The truth is, us creatives live on the borderline between business and design, and we are given a very special task. Some of us – and I am including myself because I have been in that place before — completely forget to explore the depth of our creative thinking and often let the client take the wheels of the project by asking all sorts of wrong questions. In a form questionnaire (uuuugh).
In order to understand the value of strategy in our process we need to understand the role of Design in the niche we are doing our practices. Then, understanding that, we are able to understand our own personal values (as in, what makes us different and unique as individuals) and how we can connect the industry we will be working in with that growth mindset. That is the first step to being more confident with our decisions, and what kind of people will work best as our partners.
Strategic Design is a partnership business, and that is probably the best upside for our clients.
Understanding that we are not the point, and neither is our client
You are not the point, neither is your client. But how come, if it's our brain, their company and their money? In our eBook, Strat It Up!, we explain that the nature of our job is not to our personal taste, nor our client's, but a data driven, creative contextual decision making process. Uuuugh those ugly words!
Let’s get more practical with that: the nature of strategy is reverse engineering a goal by using data points. Those data points in the case of Design work, can range all the way from market share to testimonials and customer reviews from the business we work with. "Data” is not some science based astronomical information. Data, for us, is just facts that we need to uncover in order to make better decisions, and to help us think creatively within those bounds — you see, not just client preferences, but actually market and client expectations. Your job with Design is to make something work, not to be a people pleaser (sorry if this felt like a slap, it kinda was).
Strategy leaves a broader room for creativity.
Not only because you will know what direct and indirect competitors are doing so your project stands out, but because the limitations are actually invitation for innovation. And they aren’t taste based limitations. How many times have you done a design with one colour or one font only for the client not to like it anymore? What if you had done the whole process with data, showing that certain colour has been overused is best to “turn left” in order to stand out?
The problem: where the value really lies
Your prospect might fill out your 10-field-questionnaire and tell you they like a font this way, if their company was a person it would be like that, and blah blah blah.

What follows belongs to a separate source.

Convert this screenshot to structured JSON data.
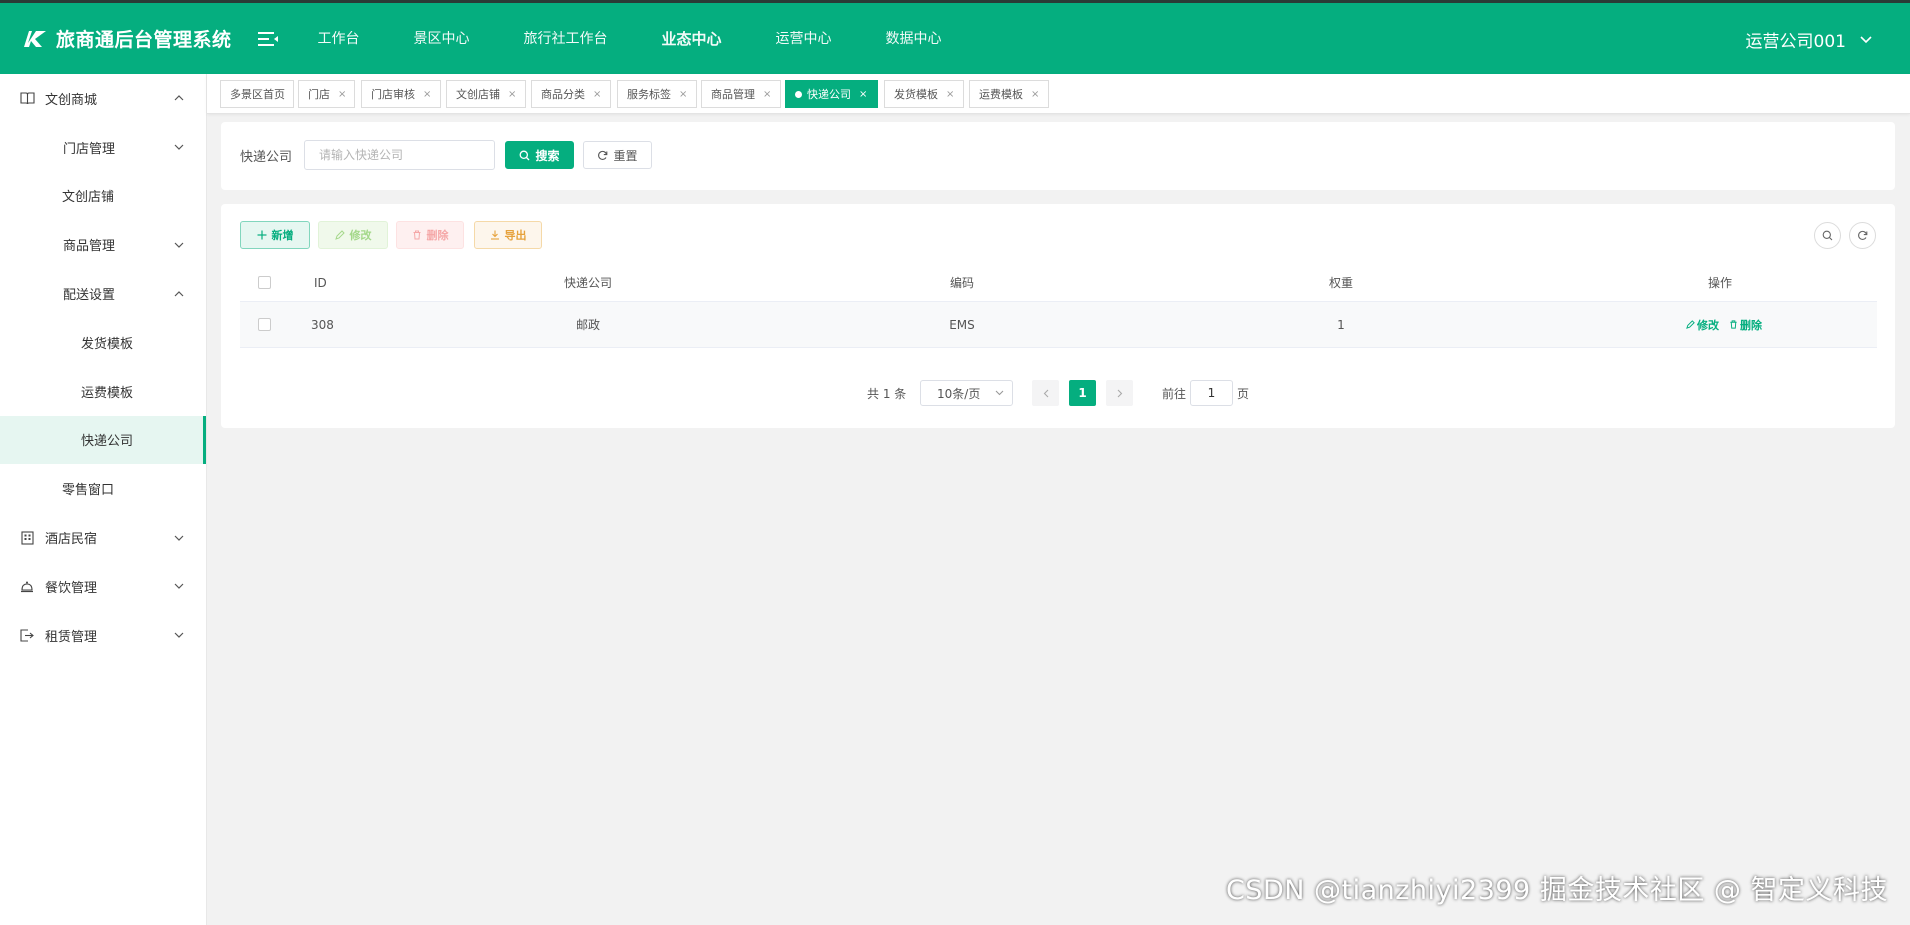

While those are important questions to manage the conversation with your client, they are far from being the most important. It's not that we don't think the right fonts and colours aren’t important, or that they need a business card. The problem they are trying to solve but cant pinpoint is where the real value of the project lies.

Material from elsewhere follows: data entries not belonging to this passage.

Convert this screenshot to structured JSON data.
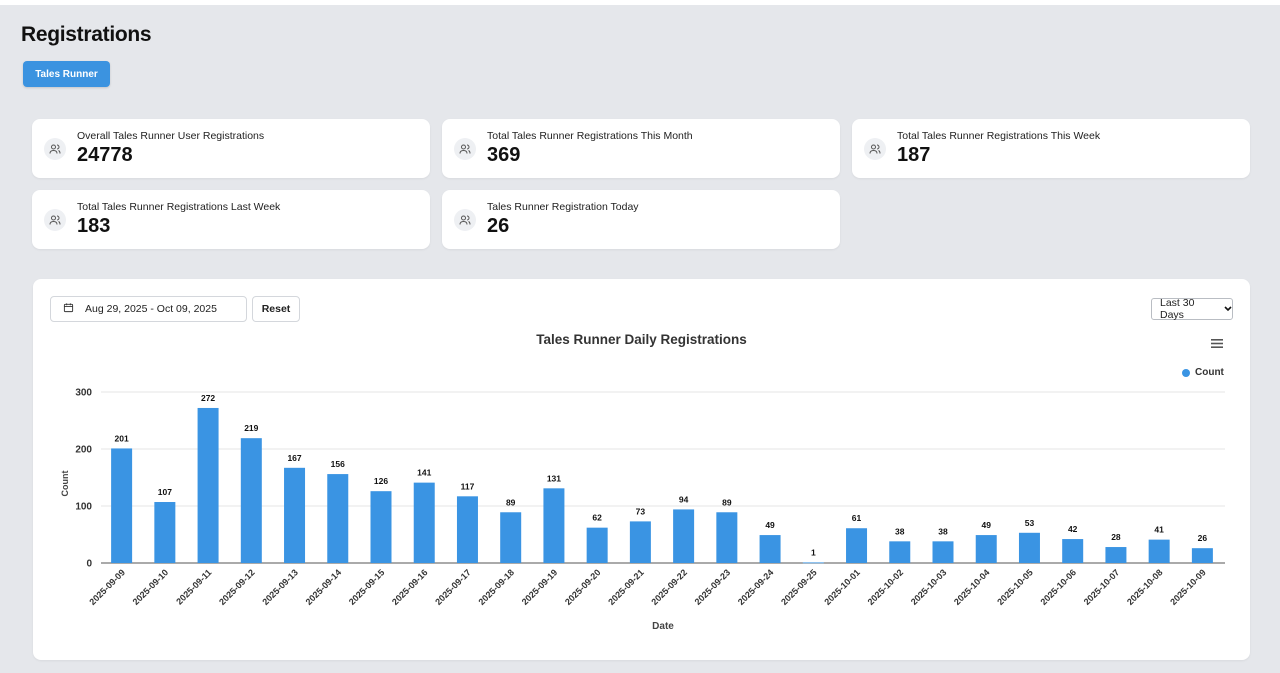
{
  "page": {
    "title": "Registrations",
    "tab_label": "Tales Runner"
  },
  "stats": [
    {
      "label": "Overall Tales Runner User Registrations",
      "value": "24778",
      "icon": "users-icon"
    },
    {
      "label": "Total Tales Runner Registrations This Month",
      "value": "369",
      "icon": "users-icon"
    },
    {
      "label": "Total Tales Runner Registrations This Week",
      "value": "187",
      "icon": "users-icon"
    },
    {
      "label": "Total Tales Runner Registrations Last Week",
      "value": "183",
      "icon": "users-icon"
    },
    {
      "label": "Tales Runner Registration Today",
      "value": "26",
      "icon": "users-icon"
    }
  ],
  "filters": {
    "date_range": "Aug 29, 2025 - Oct 09, 2025",
    "reset_label": "Reset",
    "range_select": "Last 30 Days"
  },
  "colors": {
    "accent": "#3b93e0",
    "bar": "#3a94e3",
    "background": "#e5e7eb"
  },
  "chart_data": {
    "type": "bar",
    "title": "Tales Runner Daily Registrations",
    "xlabel": "Date",
    "ylabel": "Count",
    "ylim": [
      0,
      300
    ],
    "yticks": [
      0,
      100,
      200,
      300
    ],
    "grid": true,
    "legend_position": "top-right",
    "categories": [
      "2025-09-09",
      "2025-09-10",
      "2025-09-11",
      "2025-09-12",
      "2025-09-13",
      "2025-09-14",
      "2025-09-15",
      "2025-09-16",
      "2025-09-17",
      "2025-09-18",
      "2025-09-19",
      "2025-09-20",
      "2025-09-21",
      "2025-09-22",
      "2025-09-23",
      "2025-09-24",
      "2025-09-25",
      "2025-10-01",
      "2025-10-02",
      "2025-10-03",
      "2025-10-04",
      "2025-10-05",
      "2025-10-06",
      "2025-10-07",
      "2025-10-08",
      "2025-10-09"
    ],
    "series": [
      {
        "name": "Count",
        "values": [
          201,
          107,
          272,
          219,
          167,
          156,
          126,
          141,
          117,
          89,
          131,
          62,
          73,
          94,
          89,
          49,
          1,
          61,
          38,
          38,
          49,
          53,
          42,
          28,
          41,
          26
        ]
      }
    ]
  }
}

Colours, typography and deliverables are a by product of a well thought-out solution to their problem.
In order to find the value, you need to drop your 10-fields-questionnaire and get face to face. We are in the people business. Sure, I also agree in filtering and all of that and you can do that early on when onboarding someone to your process. Get smarter with your questions, and define what is the problem you are trying to solve.
- Ask them what they are trying to achieve with the project, and what would happen if they didn't do anything.
- Ask what kind of ROI (return of investment) they want to have.
- Ask them what is their best selling service or product (if they are not new in the market).
- Ask what they wish they had going on in their business.
- Ask why they do what they do.
You will need to exercise empathy in order to understand what kind of concerns they have and what problems they are trying to solve within their business, and how your creative work can help bridge that gap.
Strategy is subjective until is contextual
Context matters in strategy more than anything else, and that's why it is so valuable: the context is often what hinders a business owner from achieving their goals, and the fact you can literally "think” it through and solve it using your head and your Design skills is often mind blowing for clients. Once you experience getting a client unstuck, you will understand what I am talking about.
You client's context is a jar. What the?! They are inside a bubble, or a box, or whatever container you may please. They can't see the label outside, and it is up to you to pop it open and give them the clear air they need and want in order to achieve their goals.
The a-ha moments
It's almost like you can hear the lid popping open. PLOP AHA! Yes! "How come I never saw that coming?!”
A-ha moments are those obvious things we miss just because we are stuck within the jar/bubble/box, and we require a shift of perspective in order to get the epiphany. In this case, you are the epiphany. It's important that you, as a strategist and designer, get acquainted with more than the Design world. If you have a lot of hobbies and enjoy reading all sorts of different books, you might find strategy fun to do. Most people never leave the box, and in a business, more often than not, firms never change their way of doing things exactly because they are lying to comfortable within their ways.
Filling the gap
People will pay hundreds of thousands of dollars to achieve something they — or their competition for that matter — have never achieved. And they know that sum is probably a fraction of what they will get in long term, and that's really how a business owner will perceive the strategy and creative work.
You can't sell people what they don’t believe in.
You really can’t. Try selling a Samsung lover an iPhone and let me know how that goes!
In any case, the gap you are filling is what really matters to business owners, the wider the gap, the more valuable your thinking and solutions are. On top of that, you will be attracting different kinds of prospects, with a bigger interest of growing their business and a different mindset towards building that legacy.